8. Les faits précités reprochés à l'intimé en dépit de leur gravité, dataient de plus de trois ans à la date de la décision en litige. Ils ont uniquement donné lieu à un rappel à la loi et à une injonction de suivre un stage de sensibilisation, à laquelle l'intéressé a déféré, et ils n'ont été suivis d'aucun autre fait répréhensible.
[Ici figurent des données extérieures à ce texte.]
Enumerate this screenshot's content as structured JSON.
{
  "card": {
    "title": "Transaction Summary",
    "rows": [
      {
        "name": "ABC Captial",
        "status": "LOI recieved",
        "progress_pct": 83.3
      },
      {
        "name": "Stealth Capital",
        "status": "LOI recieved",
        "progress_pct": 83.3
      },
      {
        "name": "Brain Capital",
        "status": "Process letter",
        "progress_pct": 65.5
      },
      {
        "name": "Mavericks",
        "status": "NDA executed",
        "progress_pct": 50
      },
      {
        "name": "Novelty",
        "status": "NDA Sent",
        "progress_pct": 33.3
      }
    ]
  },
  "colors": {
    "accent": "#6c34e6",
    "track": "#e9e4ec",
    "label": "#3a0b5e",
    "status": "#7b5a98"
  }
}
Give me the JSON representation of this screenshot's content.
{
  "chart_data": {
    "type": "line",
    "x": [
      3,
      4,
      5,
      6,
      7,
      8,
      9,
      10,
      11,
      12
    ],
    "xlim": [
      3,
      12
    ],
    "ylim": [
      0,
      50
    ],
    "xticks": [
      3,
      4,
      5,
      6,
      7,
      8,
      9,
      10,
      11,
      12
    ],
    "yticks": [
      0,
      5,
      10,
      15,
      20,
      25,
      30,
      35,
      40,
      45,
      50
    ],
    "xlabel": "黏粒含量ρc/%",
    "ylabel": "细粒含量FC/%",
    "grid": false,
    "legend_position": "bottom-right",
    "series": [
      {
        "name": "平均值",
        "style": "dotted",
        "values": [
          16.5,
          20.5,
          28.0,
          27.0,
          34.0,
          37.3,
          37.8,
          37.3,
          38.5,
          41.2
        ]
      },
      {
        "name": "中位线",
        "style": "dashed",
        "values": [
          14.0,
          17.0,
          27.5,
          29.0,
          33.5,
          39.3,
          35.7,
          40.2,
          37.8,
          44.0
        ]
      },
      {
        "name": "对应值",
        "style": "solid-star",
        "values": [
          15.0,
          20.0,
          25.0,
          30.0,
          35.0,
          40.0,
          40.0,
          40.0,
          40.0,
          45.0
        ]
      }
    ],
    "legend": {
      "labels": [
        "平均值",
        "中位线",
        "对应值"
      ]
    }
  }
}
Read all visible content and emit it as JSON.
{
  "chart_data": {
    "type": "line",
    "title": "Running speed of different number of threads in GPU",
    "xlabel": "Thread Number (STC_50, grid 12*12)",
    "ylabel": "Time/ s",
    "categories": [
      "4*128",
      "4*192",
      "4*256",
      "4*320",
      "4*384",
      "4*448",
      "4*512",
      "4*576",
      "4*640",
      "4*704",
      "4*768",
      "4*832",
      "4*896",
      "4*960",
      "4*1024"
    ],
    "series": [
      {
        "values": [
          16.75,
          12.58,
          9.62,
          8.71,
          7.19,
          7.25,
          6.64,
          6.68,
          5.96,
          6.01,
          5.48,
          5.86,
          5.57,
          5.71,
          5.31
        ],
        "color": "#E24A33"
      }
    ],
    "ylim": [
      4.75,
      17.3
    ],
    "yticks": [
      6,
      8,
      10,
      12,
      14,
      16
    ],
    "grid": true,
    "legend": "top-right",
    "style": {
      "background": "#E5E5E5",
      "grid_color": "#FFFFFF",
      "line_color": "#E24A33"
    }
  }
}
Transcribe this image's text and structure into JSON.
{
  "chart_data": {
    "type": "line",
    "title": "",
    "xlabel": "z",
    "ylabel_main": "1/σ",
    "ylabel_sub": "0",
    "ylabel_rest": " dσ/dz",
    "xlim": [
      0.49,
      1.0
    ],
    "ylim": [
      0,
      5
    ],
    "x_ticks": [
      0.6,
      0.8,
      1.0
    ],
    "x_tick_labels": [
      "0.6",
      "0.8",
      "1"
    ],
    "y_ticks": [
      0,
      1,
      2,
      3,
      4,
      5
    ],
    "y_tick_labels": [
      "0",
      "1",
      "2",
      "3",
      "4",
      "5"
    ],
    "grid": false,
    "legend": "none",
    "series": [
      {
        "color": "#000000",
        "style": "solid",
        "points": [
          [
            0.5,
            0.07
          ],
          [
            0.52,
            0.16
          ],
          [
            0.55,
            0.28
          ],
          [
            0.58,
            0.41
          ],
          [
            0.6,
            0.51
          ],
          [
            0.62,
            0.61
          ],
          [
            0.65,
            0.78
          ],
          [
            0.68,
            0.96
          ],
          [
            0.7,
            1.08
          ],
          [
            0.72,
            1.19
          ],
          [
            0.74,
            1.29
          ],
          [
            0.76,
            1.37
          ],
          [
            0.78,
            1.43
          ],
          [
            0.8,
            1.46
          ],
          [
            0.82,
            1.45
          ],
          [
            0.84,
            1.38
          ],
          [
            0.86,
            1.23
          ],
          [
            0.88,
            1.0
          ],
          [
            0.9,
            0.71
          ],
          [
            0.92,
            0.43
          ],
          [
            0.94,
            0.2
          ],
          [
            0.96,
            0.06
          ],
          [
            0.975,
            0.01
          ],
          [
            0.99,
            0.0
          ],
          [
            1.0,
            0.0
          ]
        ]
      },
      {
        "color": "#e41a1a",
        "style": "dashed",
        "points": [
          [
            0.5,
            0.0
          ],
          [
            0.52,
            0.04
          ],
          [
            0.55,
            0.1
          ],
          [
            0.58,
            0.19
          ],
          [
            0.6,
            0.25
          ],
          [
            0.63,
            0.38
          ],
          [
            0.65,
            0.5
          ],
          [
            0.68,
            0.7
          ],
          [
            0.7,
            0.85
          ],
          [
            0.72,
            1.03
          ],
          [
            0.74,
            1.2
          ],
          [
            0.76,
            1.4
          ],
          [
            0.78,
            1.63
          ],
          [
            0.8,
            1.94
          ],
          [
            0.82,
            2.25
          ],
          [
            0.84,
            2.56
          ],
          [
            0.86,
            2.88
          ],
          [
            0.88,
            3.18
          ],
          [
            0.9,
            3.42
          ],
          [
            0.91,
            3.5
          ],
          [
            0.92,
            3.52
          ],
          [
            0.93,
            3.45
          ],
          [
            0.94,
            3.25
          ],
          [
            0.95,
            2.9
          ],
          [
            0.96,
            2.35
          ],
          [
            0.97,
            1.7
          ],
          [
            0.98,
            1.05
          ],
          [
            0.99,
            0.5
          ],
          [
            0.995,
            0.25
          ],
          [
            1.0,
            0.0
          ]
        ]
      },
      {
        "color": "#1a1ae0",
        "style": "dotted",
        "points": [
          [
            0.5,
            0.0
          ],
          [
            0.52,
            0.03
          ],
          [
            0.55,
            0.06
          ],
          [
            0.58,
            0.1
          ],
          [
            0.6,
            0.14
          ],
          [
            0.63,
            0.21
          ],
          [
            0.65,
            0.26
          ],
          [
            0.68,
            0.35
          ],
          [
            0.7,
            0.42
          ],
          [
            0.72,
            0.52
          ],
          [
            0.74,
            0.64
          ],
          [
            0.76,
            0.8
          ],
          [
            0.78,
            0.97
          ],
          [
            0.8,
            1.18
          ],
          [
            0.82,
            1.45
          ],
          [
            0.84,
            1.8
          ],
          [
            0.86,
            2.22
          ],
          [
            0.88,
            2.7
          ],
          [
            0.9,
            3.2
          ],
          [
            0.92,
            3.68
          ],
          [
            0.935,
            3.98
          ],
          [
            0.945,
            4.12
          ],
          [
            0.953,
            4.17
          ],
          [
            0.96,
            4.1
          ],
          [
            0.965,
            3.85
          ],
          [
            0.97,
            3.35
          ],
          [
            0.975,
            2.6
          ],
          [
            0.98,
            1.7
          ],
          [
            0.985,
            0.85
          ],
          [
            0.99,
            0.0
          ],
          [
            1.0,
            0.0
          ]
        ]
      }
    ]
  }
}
Les faits en question, dont les mentions ont été effacées du fichier de " traitement d'antécédents judiciaires " sur décision du procureur de la République du 14 octobre 2019, ne pouvaient, ainsi que l'ont considéré à bon droit les premiers juges, être regardés comme caractérisant un comportement incompatible avec l'exercice des fonctions d'agent de sécurité privée qui étaient assurées de façon continue depuis 2004 par M. D....
9. En troisième lieu, si la délibération du 27 novembre 2019 est également fondée sur des faits de conduite sans permis de conduire et sans assurance de M. D... lui ayant valu des amendes de 300 et 500 euros, compte tenu, en tout état de cause, de leur caractère ancien, ces faits ne pouvaient, ainsi que l'ont considéré à bon droit les premiers juges, justifier le refus de renouvellement de la carte professionnelle de l'intéressé.
10. Il résulte de tout ce qui précède, et sans qu'il soit besoin de statuer sur la fin de non-recevoir opposée à la requête, que le Conseil national des activités privées de sécurité n'est pas fondé à soutenir que c'est à tort que, par le jugement attaqué, le tribunal administratif de Toulouse a annulé sa délibération du 27 novembre 2019 et lui a enjoint de réexaminer la demande de M. D... tendant au renouvellement de sa carte professionnelle d'agent de sécurité privée.
Sur les conclusions tendant à l'application des dispositions de l'article L. 761-1 du code de justice administrative :
11. M. D... n'étant pas dans la présente instance, la partie perdante, les conclusions présentées à son encontre par le Conseil national des activités privées de sécurité sur le fondement de l'article L. 761-1 du code de justice administrative doivent être rejetées. Il n'y a pas lieu, dans les circonstances de l'espèce, de faire application de ces dispositions au profit de M. D... .
DÉCIDE :
Article 1er : La requête du Conseil national des activités privées de sécurité est rejetée.
Article 2 : Les conclusions présentées par M. D... sur le fondement de l'article L 761-1 du code de justice administrative sont rejetées.
Article 3 : Le présent arrêt sera notifié au Conseil national des activités privées de sécurité et à M. B... D...
Délibéré après l'audience du 22 novembre 2022 à laquelle siégeaient :
M. Rey-Bèthbéder, président,
M. Bentolila, président-assesseur,
Mme El Gani-Laclautre, conseillère.
Rendu public par mise à disposition au greffe le 6 décembre 2022.
Le rapporteur
P. C...
Le président,
É. Rey-Bèthbéder
La greffière,
C. Lanoux
La République mande et ordonne au ministre de l'intérieur et des outre-mer et à tous commissaires de justice à ce requis, en ce qui concerne les voies de droit commun contre les parties privées, de pourvoir à l'exécution du présent arrêt.